Rojgar Mela - The Core IAS

Rojgar Mela

Unemployment in India: A quick recap of the past five years

  • Unemployment had hit a 45-year high. The government rubbished the PLFS findings and continued to refute them until it was reelected.
  • Between 2012 and 2018, the total employment fell for the first time in India’s history — by as much as 9 million (or 90 lakhs) in 6 years. Worse, it was found that not only had youth unemployment shot up starkly but also that it rose with education attainment.
  • In early 2020, India, like the rest of the world was hit by the Covid pandemic and predictably this worsened unemployment further. Since then we have repeatedly explained why rising unemployment, not GDP growth, is the biggest challenge for India.
  • An unfortunate aspect of the way the unemployment crisis has been unfolding is the worsening impact it has had on the role women in India’s economy. India is no country for working women and earlier this year we explained how India’s workforce is becoming increasingly male dominated.
  • Unemployment situation has improved since the Covid pandemic. Indeed, it would look so if one is not careful. 
  • Recovery in employment may lag economic growth.
  • Indian policymakers may be underestimating the unemployment challenge.
  • Over the past few weeks, it is the alarming trend of how India is becoming a young country but with an ageing workforce.
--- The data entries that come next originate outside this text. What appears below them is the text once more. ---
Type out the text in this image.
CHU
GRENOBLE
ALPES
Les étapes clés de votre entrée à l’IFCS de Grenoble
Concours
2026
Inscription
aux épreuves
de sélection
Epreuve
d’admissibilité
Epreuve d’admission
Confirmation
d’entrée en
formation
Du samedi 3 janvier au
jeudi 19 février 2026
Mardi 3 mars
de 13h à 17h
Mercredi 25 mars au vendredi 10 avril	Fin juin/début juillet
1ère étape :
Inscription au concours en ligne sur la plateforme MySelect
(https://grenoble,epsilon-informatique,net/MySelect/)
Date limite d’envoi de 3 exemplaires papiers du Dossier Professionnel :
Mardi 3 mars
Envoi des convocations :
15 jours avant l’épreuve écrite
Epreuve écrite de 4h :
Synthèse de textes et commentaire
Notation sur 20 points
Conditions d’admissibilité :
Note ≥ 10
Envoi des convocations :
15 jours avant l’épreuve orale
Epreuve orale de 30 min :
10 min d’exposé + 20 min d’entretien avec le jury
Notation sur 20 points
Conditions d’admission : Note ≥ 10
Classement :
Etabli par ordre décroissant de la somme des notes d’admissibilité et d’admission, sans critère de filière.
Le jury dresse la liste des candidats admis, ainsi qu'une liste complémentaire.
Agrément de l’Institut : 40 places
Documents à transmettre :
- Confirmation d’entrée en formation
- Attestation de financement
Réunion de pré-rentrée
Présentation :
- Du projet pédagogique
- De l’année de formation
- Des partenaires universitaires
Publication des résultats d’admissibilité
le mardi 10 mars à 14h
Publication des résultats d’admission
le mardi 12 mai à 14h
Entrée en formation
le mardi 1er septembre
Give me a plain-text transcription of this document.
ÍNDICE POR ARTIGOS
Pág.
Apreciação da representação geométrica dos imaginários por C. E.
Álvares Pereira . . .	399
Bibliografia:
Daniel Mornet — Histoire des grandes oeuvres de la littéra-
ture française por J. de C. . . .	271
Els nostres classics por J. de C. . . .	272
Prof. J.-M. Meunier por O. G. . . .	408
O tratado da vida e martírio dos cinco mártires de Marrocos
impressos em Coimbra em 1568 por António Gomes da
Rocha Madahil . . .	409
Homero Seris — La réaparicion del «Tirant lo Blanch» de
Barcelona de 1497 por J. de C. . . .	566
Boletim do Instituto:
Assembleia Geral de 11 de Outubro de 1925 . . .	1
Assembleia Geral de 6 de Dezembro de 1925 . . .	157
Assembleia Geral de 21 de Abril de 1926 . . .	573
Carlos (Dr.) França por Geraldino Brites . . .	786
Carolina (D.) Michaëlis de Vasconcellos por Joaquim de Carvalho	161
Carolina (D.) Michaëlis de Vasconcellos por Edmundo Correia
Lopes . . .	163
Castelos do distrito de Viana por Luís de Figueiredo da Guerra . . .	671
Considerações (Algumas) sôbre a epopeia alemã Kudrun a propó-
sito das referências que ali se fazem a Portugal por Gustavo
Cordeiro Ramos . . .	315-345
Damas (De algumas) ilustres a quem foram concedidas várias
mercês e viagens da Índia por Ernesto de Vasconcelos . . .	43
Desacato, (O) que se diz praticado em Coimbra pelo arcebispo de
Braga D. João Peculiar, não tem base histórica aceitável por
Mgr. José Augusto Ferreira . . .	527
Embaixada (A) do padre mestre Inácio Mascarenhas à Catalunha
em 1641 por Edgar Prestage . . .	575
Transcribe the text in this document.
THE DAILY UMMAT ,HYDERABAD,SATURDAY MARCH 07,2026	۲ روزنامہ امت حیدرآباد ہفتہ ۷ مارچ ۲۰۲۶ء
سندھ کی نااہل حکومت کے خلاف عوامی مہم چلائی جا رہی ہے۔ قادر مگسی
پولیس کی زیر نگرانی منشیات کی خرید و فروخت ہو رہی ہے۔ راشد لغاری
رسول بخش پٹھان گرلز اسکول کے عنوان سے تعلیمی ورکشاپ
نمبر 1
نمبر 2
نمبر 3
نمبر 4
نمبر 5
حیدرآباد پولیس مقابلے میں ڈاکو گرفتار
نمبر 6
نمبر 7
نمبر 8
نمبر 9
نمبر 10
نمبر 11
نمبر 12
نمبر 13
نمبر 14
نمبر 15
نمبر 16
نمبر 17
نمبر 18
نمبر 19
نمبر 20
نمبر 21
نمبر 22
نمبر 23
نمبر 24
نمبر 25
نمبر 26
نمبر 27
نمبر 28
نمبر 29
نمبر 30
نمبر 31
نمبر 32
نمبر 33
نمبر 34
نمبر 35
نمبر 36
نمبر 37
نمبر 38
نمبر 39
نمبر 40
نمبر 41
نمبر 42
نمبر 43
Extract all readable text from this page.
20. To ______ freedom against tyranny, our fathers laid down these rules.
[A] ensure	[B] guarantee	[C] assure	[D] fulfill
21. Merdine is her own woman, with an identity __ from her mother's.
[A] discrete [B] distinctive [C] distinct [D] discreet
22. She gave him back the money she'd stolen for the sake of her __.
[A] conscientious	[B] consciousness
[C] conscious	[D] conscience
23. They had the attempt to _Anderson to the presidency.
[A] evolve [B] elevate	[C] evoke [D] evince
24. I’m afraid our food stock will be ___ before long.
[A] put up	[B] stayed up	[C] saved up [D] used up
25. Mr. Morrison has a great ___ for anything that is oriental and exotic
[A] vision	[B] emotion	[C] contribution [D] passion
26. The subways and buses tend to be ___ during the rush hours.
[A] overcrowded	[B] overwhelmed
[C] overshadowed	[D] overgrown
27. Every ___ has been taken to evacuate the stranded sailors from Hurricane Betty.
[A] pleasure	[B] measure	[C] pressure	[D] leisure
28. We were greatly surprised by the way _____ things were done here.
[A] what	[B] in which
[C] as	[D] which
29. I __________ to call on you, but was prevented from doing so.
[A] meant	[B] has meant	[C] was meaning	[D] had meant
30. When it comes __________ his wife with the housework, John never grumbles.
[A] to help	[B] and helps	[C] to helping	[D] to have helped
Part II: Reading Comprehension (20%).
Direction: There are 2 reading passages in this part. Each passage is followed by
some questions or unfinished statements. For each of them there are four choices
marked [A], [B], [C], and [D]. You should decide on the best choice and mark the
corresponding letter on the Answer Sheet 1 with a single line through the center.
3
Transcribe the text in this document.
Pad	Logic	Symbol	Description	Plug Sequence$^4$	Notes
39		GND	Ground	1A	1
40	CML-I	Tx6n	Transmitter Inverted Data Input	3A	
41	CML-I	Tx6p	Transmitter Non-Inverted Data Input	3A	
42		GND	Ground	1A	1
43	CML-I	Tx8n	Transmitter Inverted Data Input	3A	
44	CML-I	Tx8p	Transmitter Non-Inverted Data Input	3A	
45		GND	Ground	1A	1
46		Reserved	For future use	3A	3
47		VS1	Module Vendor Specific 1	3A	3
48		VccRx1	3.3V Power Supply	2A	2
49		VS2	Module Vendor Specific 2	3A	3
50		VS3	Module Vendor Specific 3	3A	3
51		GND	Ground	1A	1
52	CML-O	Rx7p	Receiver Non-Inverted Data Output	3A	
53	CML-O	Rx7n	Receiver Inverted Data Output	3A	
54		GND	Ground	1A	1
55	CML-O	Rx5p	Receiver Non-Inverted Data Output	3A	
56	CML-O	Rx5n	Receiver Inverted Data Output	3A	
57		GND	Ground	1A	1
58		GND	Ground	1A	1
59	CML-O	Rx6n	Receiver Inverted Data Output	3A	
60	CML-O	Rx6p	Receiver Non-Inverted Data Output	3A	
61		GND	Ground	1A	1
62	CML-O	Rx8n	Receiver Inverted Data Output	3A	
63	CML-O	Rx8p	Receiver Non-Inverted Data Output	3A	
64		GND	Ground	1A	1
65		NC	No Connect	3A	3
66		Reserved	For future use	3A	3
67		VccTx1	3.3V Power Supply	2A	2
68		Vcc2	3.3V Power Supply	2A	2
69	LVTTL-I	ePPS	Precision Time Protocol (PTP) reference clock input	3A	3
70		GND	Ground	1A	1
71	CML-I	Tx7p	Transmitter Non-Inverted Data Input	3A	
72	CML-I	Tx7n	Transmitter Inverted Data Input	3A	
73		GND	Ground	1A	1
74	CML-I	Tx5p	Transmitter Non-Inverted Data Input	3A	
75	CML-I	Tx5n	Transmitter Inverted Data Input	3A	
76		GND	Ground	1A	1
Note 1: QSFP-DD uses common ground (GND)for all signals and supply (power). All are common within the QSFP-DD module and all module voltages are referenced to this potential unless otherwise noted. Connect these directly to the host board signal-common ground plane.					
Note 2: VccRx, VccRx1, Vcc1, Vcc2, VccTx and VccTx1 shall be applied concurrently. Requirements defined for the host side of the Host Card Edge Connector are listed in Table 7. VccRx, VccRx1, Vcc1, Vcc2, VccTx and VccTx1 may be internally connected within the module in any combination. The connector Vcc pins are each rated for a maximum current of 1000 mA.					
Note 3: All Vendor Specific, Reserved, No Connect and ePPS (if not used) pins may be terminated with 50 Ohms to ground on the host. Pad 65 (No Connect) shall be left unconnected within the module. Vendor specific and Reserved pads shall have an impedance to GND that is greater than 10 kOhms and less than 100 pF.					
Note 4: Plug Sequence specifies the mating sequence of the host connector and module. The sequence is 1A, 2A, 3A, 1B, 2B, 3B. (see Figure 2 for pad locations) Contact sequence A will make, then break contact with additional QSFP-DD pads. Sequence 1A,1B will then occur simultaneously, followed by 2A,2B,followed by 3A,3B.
Rozgar Mela won’t solve the unemployment crisis?

  1. Because the total jobs in question are akin to a drop in the ocean. Even if all 10 lakh vacancies are filled, they are nothing in comparison to the total estimated jobs that India needs to create. According to Radhicka Kapoor, senior visiting fellow at the Indian Council for Research on International Economic Relations (ICRIER), India needs to create anywhere between 20 million (2 crore) to 200 million (20 crore) new jobs.
  2. Because these are pre-existing vacancies, not new job creation.
  3. Because the size of public employment (read all types of government jobs) in India was already quite low. According to a 2019 calculation by academics C. P. Chandrasekhar and Jayati Ghosh, public employees per 1000 population in India (16) was starkly lower than comparable economies such as China (57), United States (87), Brazil (111), and far lower than some of the nordic countries such as Norway (159) and Sweden (138).

Is unemployment an old problem or a new crisis?

  • Some argue that people are making too much of unemployment and that India always had widespread unemployment. Others argue that the unemployment was never this high and that the current crisis has taken shape over the past decade or so.